European Stocks Trim Best Week Since November on Rising Yields
(Bloomberg) -- European shares slipped from a one-year high, trimming their best weekly advance since November, as a rise in U.S. Treasury yields fueled an exit from risk assets.
The Stoxx Europe 600 Index fell 0.3% by the close in London. Technology shares led losses, mirroring declines in the Nasdaq 100, while some other rate-sensitive and defensive sectors like utilities, also dropped. ASML Holding NV and SAP SE were among the worst performers. The shift into cyclical and cheaper value shares continued, with banks leading climbers.

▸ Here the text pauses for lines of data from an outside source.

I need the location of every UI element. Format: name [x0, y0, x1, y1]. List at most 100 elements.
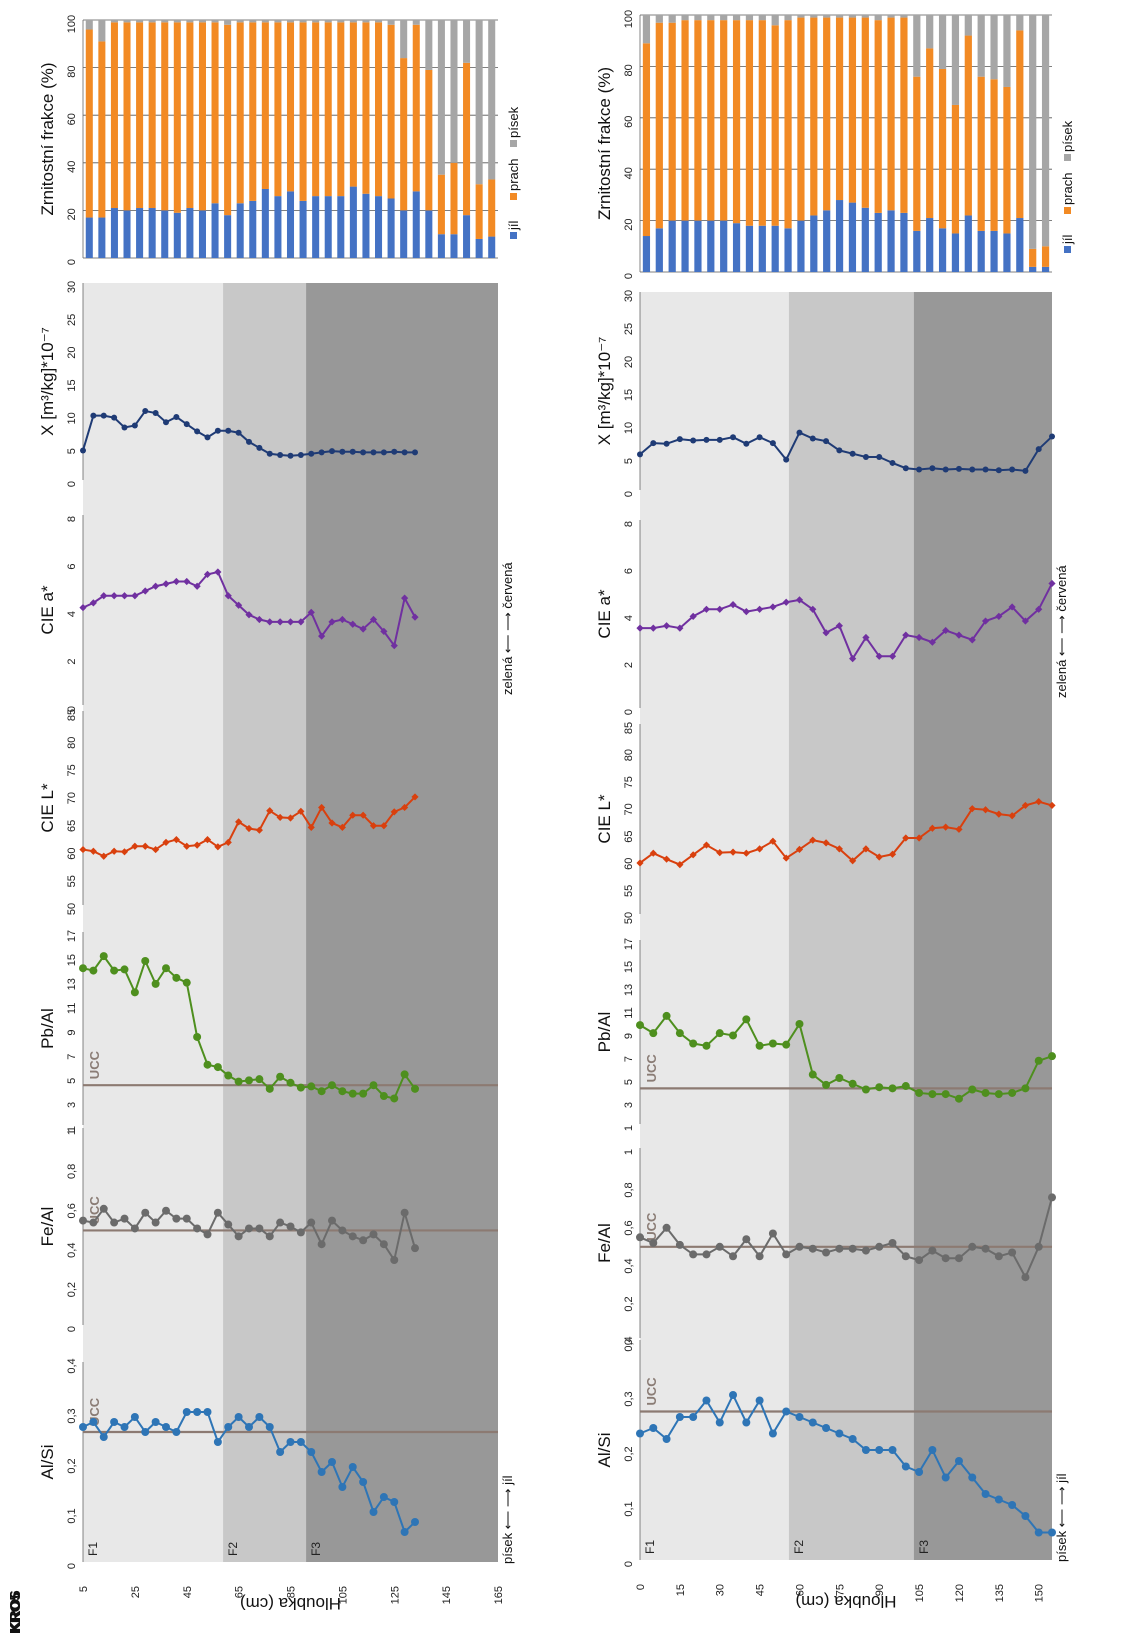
depth-tick-label: 135	[994, 1584, 1006, 1602]
bar-prach	[412, 24, 420, 192]
data-point	[213, 1438, 222, 1446]
bar-prach	[926, 48, 934, 219]
data-point	[636, 1233, 644, 1242]
data-point	[307, 823, 315, 831]
ucc-label: UCC	[644, 1377, 659, 1406]
data-point	[214, 568, 222, 576]
data-point	[89, 1218, 98, 1227]
data-point	[265, 1423, 274, 1431]
data-point	[756, 605, 764, 613]
value-tick-label: 0	[66, 706, 78, 712]
data-point	[716, 436, 723, 443]
data-point	[286, 1078, 295, 1087]
panel-axis-title: Zrnitostní frakce (%)	[38, 62, 57, 215]
bar-prach	[349, 22, 357, 187]
data-point	[888, 652, 897, 660]
data-point	[915, 834, 923, 842]
panel-cie-l-: 50 55 60 65 70 75 80 85 CIE L*	[38, 709, 419, 915]
legend-swatch	[510, 193, 517, 200]
data-point	[808, 1070, 817, 1079]
bar-prach	[375, 22, 383, 197]
data-point	[928, 1246, 937, 1255]
value-tick-label: 20	[623, 218, 635, 230]
bar-jil	[913, 230, 921, 272]
value-tick-label: 40	[66, 161, 78, 173]
bar-jil	[337, 196, 345, 258]
data-point	[318, 803, 326, 812]
ciea-annotation: zelená ⟵ ⟶ červená	[500, 562, 515, 695]
data-point	[224, 1220, 233, 1229]
bar-jil	[1041, 266, 1050, 272]
data-point	[716, 849, 724, 857]
value-tick-label: 1	[66, 1126, 78, 1132]
data-point	[369, 1230, 378, 1239]
data-point	[848, 1079, 857, 1088]
data-point	[255, 1413, 264, 1421]
data-point	[317, 1240, 326, 1249]
bar-prach	[110, 22, 118, 209]
data-point	[276, 813, 284, 822]
data-point	[401, 449, 408, 456]
data-point	[172, 973, 181, 982]
data-point	[296, 1083, 305, 1092]
data-point	[308, 450, 315, 457]
data-point	[995, 467, 1002, 474]
bar-prach	[1003, 86, 1011, 234]
data-point	[359, 625, 367, 633]
data-point	[941, 1254, 950, 1263]
data-point	[120, 965, 129, 974]
value-tick-label: 60	[66, 847, 78, 859]
bar-pisek	[1016, 15, 1024, 31]
bar-pisek	[450, 20, 458, 163]
value-tick-label: 1	[66, 1129, 78, 1135]
value-tick-label: 100	[66, 15, 78, 33]
data-point	[400, 1208, 409, 1217]
data-point	[676, 436, 683, 443]
data-point	[182, 978, 191, 987]
value-tick-label: 60	[623, 116, 635, 128]
data-point	[245, 611, 253, 619]
data-point	[941, 1473, 950, 1482]
data-point	[172, 1214, 181, 1223]
data-point	[151, 1418, 160, 1426]
data-point	[266, 807, 274, 815]
bar-prach	[745, 20, 754, 226]
bar-pisek	[324, 20, 332, 23]
data-point	[756, 845, 764, 853]
bar-pisek	[337, 20, 345, 23]
data-point	[307, 1218, 316, 1227]
depth-tick-label: 145	[441, 1586, 453, 1604]
data-point	[822, 839, 830, 847]
data-point	[1049, 433, 1055, 440]
value-tick-label: 0	[623, 1561, 635, 1567]
data-point	[742, 608, 750, 616]
bar-pisek	[732, 15, 741, 21]
bar-prach	[707, 20, 715, 221]
data-point	[296, 1438, 305, 1446]
data-point	[768, 1229, 777, 1238]
zone-f1	[640, 292, 789, 1560]
bar-prach	[324, 22, 332, 197]
data-point	[915, 1088, 924, 1097]
bar-pisek	[249, 20, 257, 23]
bar-pisek	[312, 20, 320, 23]
data-point	[130, 988, 139, 997]
data-point	[359, 1089, 368, 1098]
data-point	[876, 454, 883, 460]
data-point	[888, 1239, 897, 1247]
data-point	[662, 1435, 671, 1443]
data-point	[328, 1216, 336, 1225]
value-tick-label: 50	[66, 903, 78, 915]
value-tick-label: 0,4	[623, 1336, 635, 1351]
bar-jil	[299, 200, 307, 258]
bar-pisek	[400, 20, 408, 59]
data-point	[676, 624, 684, 632]
panel-axis-title: Al/Si	[595, 1433, 614, 1468]
data-point	[1008, 1501, 1017, 1509]
bar-pisek	[681, 15, 689, 21]
bar-prach	[400, 58, 408, 211]
value-tick-label: 60	[623, 858, 635, 870]
data-point	[795, 1413, 804, 1421]
data-point	[969, 466, 976, 473]
value-tick-label: 0	[623, 1339, 635, 1345]
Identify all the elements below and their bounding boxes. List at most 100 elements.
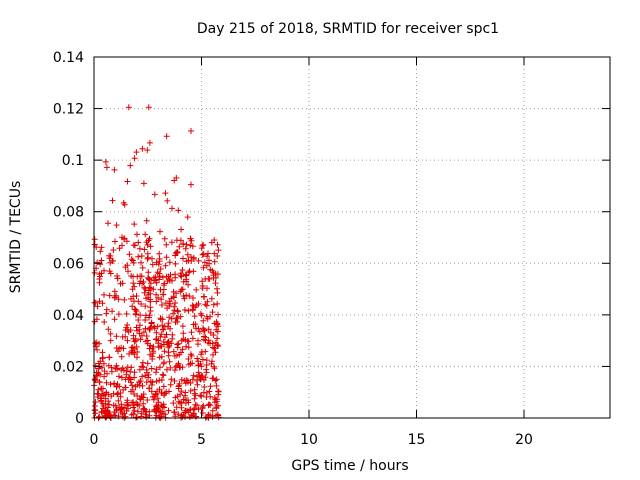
data-point	[162, 411, 169, 418]
y-tick-label: 0.14	[53, 50, 84, 66]
data-point	[125, 402, 132, 409]
data-point	[113, 333, 120, 340]
data-point	[159, 302, 165, 308]
data-point	[183, 241, 190, 248]
data-point	[190, 412, 197, 418]
data-point	[171, 409, 178, 416]
data-point	[126, 375, 133, 382]
data-point	[179, 364, 186, 371]
data-point	[207, 266, 214, 273]
data-point	[128, 256, 135, 263]
data-point	[208, 360, 215, 367]
data-point	[188, 352, 195, 359]
data-point	[140, 400, 147, 407]
data-point	[173, 249, 180, 256]
data-point	[106, 292, 113, 299]
data-point	[152, 390, 159, 397]
data-point	[178, 273, 185, 280]
data-point	[177, 237, 184, 244]
data-point	[115, 311, 122, 318]
data-point	[168, 295, 175, 302]
data-point	[134, 354, 140, 361]
data-point	[95, 386, 102, 393]
data-point	[215, 391, 222, 398]
x-tick-labels: 0 5 10 15 20	[90, 432, 533, 448]
data-point	[105, 326, 112, 333]
data-point	[149, 255, 155, 262]
data-point	[153, 259, 160, 266]
data-point	[107, 381, 114, 388]
data-point	[188, 237, 195, 244]
data-point	[196, 328, 203, 335]
data-point	[122, 327, 129, 334]
data-point	[214, 320, 221, 327]
data-point	[182, 413, 188, 420]
data-point	[157, 228, 163, 235]
data-point	[94, 390, 101, 397]
data-point	[139, 264, 146, 271]
data-point	[134, 273, 141, 280]
data-point	[115, 348, 121, 355]
data-point	[91, 236, 98, 243]
data-point	[202, 348, 209, 355]
data-point	[149, 353, 156, 360]
data-point	[115, 397, 122, 404]
data-point	[156, 250, 163, 257]
data-point	[214, 342, 221, 348]
data-point	[114, 273, 121, 279]
data-point	[158, 377, 165, 383]
data-point	[212, 399, 218, 406]
data-point	[180, 255, 186, 262]
data-point	[127, 368, 134, 375]
data-point	[165, 407, 172, 414]
data-point	[161, 359, 167, 366]
data-point	[111, 166, 118, 173]
data-point	[188, 329, 195, 336]
y-tick-label: 0.02	[53, 359, 84, 375]
y-tick-label: 0.04	[53, 308, 84, 324]
data-point	[153, 279, 160, 286]
data-point	[171, 177, 178, 184]
data-point	[153, 402, 160, 409]
data-point	[153, 329, 160, 336]
data-point	[159, 322, 166, 329]
data-point	[204, 298, 211, 305]
data-point	[106, 401, 113, 408]
data-point	[130, 242, 137, 249]
data-point	[183, 397, 190, 404]
data-point	[206, 257, 212, 264]
data-point	[182, 389, 189, 396]
data-point	[180, 330, 187, 337]
data-point	[130, 280, 137, 287]
data-point	[201, 384, 208, 390]
data-point	[157, 333, 164, 340]
data-point	[200, 241, 207, 248]
data-point	[144, 369, 150, 376]
data-point	[188, 128, 194, 134]
data-point	[147, 285, 154, 292]
data-point	[178, 412, 185, 419]
data-point	[193, 286, 200, 293]
data-point	[128, 411, 135, 418]
data-point	[195, 406, 202, 413]
data-point	[184, 214, 191, 221]
data-point	[156, 273, 163, 280]
data-point	[157, 315, 164, 322]
data-point	[109, 257, 116, 264]
data-point	[179, 286, 186, 293]
data-point	[107, 270, 114, 277]
data-point	[175, 207, 182, 214]
data-point	[154, 395, 161, 402]
data-point	[151, 191, 158, 198]
data-point	[98, 409, 105, 416]
data-point	[169, 205, 175, 212]
data-point	[201, 259, 208, 266]
data-point	[164, 305, 171, 312]
data-point	[157, 266, 164, 272]
data-point	[208, 295, 215, 302]
data-point	[168, 239, 175, 246]
data-point	[200, 264, 207, 271]
data-point	[123, 371, 130, 378]
data-point	[143, 414, 150, 421]
data-point	[145, 269, 152, 276]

The benchmark gained 3.5% this week, its best performance in four months, as investors and strategists bet on a strong economic recovery that will boost the value-heavy European market. Trading has been volatile: The Stoxx 600 climbed on Thursday after the European Central Bank pledged to boost the pace of its bond-buying program, but broader yield jitters returned to the fore on Friday.
Still, the European stock market is within about 2.5% of the record high reached last year. Adding support, European equity funds received $38 million in inflows in the week through March 10, halting three weeks of outflows, according to a report by Bank of America Corp., citing EPFR Global data.
“A pause in the reflation trade is logical, but we think the value rotation has legs,” said Barclays Plc strategist Emmanuel Cau. “Most investors are still not prepared for it, following a decade of growth dominance.”
Among notable movers, Burberry Group Plc jumped 6.9% after the British retailer said the rebound in its fourth quarter has been stronger than analysts expected. U.K. homebuilder Berkeley Group Holdings Plc dropped 5.8% as it expects the value of its sales reservations to drop this year.